Jij werd de vriendin van de dichteres Karoline von Günderrode, die jij in Frankfurt ontmoette. Karoline wilde graag met Carl von Savigny trouwen, maar hij koos voor Kunigunde. Karoline en jij waren bijna alle dagen samen. In 1804 verscheen haar dichtbundeldebuut 'Gedichte und Phantasien'. In 1804 kreeg zij een liefdesrelatie met de getrouwde filoloog/archeoloog Georg Friedrich Creuzer, met wie zij naar Rusland wilde gaan, maar Georg beëindigde de relatie in juni 1806. Op 26 juli 1806 pleegde Karoline zelfdoding door zichzelf aan de oever van de Rijn bij Oestrich-Winkel in de borst te steken. Zij werd 26 jaar. Zij kon moeilijk vrienden maken en zij kon zichzelf moeilijk dicht bij de mensen voelen en zij voelde zichzelf door haar rol als vrouw beperkt. Op 18 februari 1807 overleed jouw oma in Offenbach am Main. Zij werd 76 jaar en zij is bij de buitenmuur van de St. Pancraskerk in Offenbach am Main begraven. In 1840 verscheen jouw briefroman 'Die Günderrode', over Karoline's leven en deels fictief. Op 11 maart 1811 trouwde jij met Carl Joachim (Achim) von Armin, de zoon van de Pruisische kamerheer Joachim Erdmann von Arnim, overleden in 1804, en Amalia Caroline von Labes, overleden op 17 april 1781, drie weken na Achim's geboorte. Zij werd 19 of 20 jaar. Achim's vader was ook koninklijk gezant in Kopenhagen en Dresden en directeur van de Berlijnse Hofopera.
Achim's oudere broer was Carl Otto. Achim was bevriend met Clemens en Friedrich Carl en hij bezocht Germaine de Stäel, Friedrich en Dorothea Schlegel en de gebroeders Grimm. Kort na jullie huwelijk bezochten jullie Goethe in Weimar en was daar jouw verbale ruzie met zijn vrouw Christiana Vulpius. Jij koesterde een grote passie voor Goethe, maar na de pijnlijke woordenwisseling met Christiana verbrak Goethe de vriendschap met jou. Christiana werd uit afgunst door meerdere vrouwen niet gepruimd. Zij overleed op 6 juni 1816 door een beroerte en een nierkwaal, na twee dagen schreeuwend van de pijn en doodsangst.
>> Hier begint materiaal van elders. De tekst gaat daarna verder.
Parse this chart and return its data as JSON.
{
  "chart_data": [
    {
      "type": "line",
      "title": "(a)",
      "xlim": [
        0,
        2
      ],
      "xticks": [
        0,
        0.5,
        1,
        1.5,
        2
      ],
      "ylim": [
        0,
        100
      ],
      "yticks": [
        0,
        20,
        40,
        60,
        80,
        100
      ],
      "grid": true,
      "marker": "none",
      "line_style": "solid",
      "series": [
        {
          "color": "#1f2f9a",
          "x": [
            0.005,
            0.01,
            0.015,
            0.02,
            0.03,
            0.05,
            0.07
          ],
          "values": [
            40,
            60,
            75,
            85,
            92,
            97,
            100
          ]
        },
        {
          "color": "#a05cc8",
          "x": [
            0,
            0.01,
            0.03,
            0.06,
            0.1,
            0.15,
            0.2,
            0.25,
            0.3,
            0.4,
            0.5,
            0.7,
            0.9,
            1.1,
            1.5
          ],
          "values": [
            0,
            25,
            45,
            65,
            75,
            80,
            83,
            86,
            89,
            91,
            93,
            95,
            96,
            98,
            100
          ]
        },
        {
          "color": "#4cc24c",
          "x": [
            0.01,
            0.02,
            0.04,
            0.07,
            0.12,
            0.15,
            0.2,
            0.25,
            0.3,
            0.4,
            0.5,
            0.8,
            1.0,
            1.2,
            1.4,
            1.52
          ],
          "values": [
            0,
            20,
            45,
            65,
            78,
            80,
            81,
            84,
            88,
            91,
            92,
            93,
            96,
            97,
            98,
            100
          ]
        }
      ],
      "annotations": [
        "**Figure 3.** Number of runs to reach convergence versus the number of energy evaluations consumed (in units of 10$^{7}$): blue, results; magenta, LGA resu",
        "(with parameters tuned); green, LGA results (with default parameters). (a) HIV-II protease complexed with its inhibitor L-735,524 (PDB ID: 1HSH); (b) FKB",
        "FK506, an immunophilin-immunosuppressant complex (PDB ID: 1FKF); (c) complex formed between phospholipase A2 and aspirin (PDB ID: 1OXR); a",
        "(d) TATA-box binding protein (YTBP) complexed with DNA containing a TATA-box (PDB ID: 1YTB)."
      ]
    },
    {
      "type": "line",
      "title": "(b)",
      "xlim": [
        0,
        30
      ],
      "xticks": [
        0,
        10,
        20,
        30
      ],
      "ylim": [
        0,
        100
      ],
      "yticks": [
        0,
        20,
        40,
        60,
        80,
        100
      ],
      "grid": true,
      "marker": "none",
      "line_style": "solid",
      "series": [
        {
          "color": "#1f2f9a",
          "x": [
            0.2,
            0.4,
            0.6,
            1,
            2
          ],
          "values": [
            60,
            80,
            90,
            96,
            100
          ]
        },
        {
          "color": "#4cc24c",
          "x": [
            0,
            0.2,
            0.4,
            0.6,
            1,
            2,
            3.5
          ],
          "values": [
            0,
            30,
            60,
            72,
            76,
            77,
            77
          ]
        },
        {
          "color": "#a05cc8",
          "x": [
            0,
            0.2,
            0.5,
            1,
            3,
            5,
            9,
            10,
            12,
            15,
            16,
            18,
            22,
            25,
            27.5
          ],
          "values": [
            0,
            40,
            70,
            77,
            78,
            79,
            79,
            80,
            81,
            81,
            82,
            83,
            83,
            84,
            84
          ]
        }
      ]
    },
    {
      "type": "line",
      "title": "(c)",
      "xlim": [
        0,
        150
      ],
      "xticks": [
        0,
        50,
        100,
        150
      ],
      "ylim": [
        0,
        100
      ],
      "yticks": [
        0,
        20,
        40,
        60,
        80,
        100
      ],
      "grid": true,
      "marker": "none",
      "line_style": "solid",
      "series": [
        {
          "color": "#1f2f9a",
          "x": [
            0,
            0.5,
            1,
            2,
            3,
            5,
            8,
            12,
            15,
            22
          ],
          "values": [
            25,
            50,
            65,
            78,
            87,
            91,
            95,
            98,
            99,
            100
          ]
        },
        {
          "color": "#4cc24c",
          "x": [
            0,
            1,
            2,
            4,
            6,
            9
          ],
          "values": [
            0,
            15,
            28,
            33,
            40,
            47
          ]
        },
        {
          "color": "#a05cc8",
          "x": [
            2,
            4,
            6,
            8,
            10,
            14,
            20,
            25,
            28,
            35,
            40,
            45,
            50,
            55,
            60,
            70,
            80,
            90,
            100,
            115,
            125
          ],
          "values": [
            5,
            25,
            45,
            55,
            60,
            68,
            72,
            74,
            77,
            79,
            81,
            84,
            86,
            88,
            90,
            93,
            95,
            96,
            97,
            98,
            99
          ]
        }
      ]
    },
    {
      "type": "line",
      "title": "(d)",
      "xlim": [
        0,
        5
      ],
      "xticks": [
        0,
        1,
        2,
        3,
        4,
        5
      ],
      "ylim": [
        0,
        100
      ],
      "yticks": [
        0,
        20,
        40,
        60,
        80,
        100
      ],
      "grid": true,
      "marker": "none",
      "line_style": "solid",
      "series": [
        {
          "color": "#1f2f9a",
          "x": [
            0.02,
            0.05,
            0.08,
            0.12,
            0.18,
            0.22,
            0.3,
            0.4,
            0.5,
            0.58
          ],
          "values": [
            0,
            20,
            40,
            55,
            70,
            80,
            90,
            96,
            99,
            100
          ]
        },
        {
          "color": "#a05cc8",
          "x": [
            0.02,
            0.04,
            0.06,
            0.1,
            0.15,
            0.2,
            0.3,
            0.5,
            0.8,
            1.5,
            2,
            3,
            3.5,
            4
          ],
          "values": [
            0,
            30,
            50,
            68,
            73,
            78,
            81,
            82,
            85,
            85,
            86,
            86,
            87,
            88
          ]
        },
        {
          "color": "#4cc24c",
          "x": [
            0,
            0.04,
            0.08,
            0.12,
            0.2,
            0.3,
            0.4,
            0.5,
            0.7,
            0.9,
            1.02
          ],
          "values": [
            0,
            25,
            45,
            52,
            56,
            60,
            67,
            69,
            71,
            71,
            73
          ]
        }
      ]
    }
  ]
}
Die rare, stoïcijnse, harteloze, ego-centrische Goethe verscheen niet eens aan haar sterfbed. Zij werd 51 jaar en zij is in het Jakobsfriedhof in Weimar begraven. Achim en jij kregen samen 7 kinderen, o.a. jullie dochter Maximiliane, geboren op 23 oktober 1818 in Bärwalde, overleden op 31 december 1894 in Schöneberg en begraven in het Alter Domfriedhof St. Hedwig in Berlijn-Mitte. Haar man was Eduard Ernst von Oriola en hun kinderen waren Joachim Roderich en Roderich Deodat. Op 4 maart 1821 werd in Berlijn jullie dochter Armgart geboren, die op 17 januari 1880 in Karlsruhe overleed en in het Hauptfriedhof Karlsruhe is begraven. Haar man was Albert von Heyking en hun dochter was Elisabeth. Op 30 augustus 1827 werd in Berlijn-Mitte jullie jongste dochter Giesela geboren, die een schrijfster werd. Samen met haar zussen heeft Giesela de Kaffeter-kring opgericht, wat later een literaire salon werd, met als ereleden Hans Christian Andersen en de dichter/toneelschrijver Emanuel von Geibel. In 1859 trouwde Giesela met de Germanist/kunsthistoricus/schrijver Herman Grimm, de zoon van Wilhelm Grimm en Henriette Dorothea Wild. Giesela overleed op 4 april 1889 in Florence. Zij werd 61 jaar en zij is in de Cimitero Evangelico degli Allori in Florence begraven.
In Berlijn werkte Achim aan de erfenis van Heinrich von Kleist. Hij was verbonden met de Pruisische patriotten, zoals de schrijver/baron Friedrich de la Motte Fouqué, die in 1803 met de schrijfster Caroline Philippine von Biest trouwde. Hun dochter was Marie Luise Caroline (1803 - 1864) en Philippine overleed op 31 juli 1831. Zij werd 57 jaar. Tijdens de Duitse veldtocht van 1813 voerde Achim het bevel over een Landsturm-bataljon. Jij bleef in Berlijn wonen, terwijl Achim vanaf 1814 in het Künstlerhaus Schloss Wiepersdorf woonde. Dat was jullie gezinshuis/landhuis ten zuiden van Berlijn, waar Achim op 21 januari 1831 door een beroerte overleed. Hij werd 49 jaar. De echte sonnetten van Goethe, die in 'Goethes Briefwechsel mit einem Kinde' staan, zijn niet voor jou, maar voor Minna Herzlieb geschreven. Minna was ongelukkig getrouwd met professor Karl Wilhelm Walch en na een psychische inzinking overleed zij op 10 juli 1865 in een psychiatrisch ziekenhuis in Görlitz. Zij werd 76 jaar. In 1840 verscheen 'Das Leben der Hochgräfin Gritta von Rattenzuhausbeiuns', wat jij samen met Giesela schreef. Giesela las vooral de sprookjes, romans en gedichten van de dichter/schrijver Wilhelm Hauff, die in februari 1827 met zijn nicht Luise Hauff trouwde en die op 18 november 1827 door tyfus overleed. Hij werd 24 jaar en hij is in het Hoppenlau-Friedhof in Stuttgart begraven. Op 11 november 1827 werd de dochter van Luise en Wilhelm geboren, Wilhelmine, die op 2 januari 1845 overleed. Luise overleed op 30 juli 1867 en zij werd 61 jaar. Op hun graf staat 'Auch Sie ruhen nur eine Weile'.
Jij overleed op 20 januari 1859 in Berlijn, in de aanwezigheid van jouw kinderen. Jij werd 73 jaar en jij bent in het kerkhof bij de Schlosskirche in Wiepersdorf, Niederer Fläming, begraven.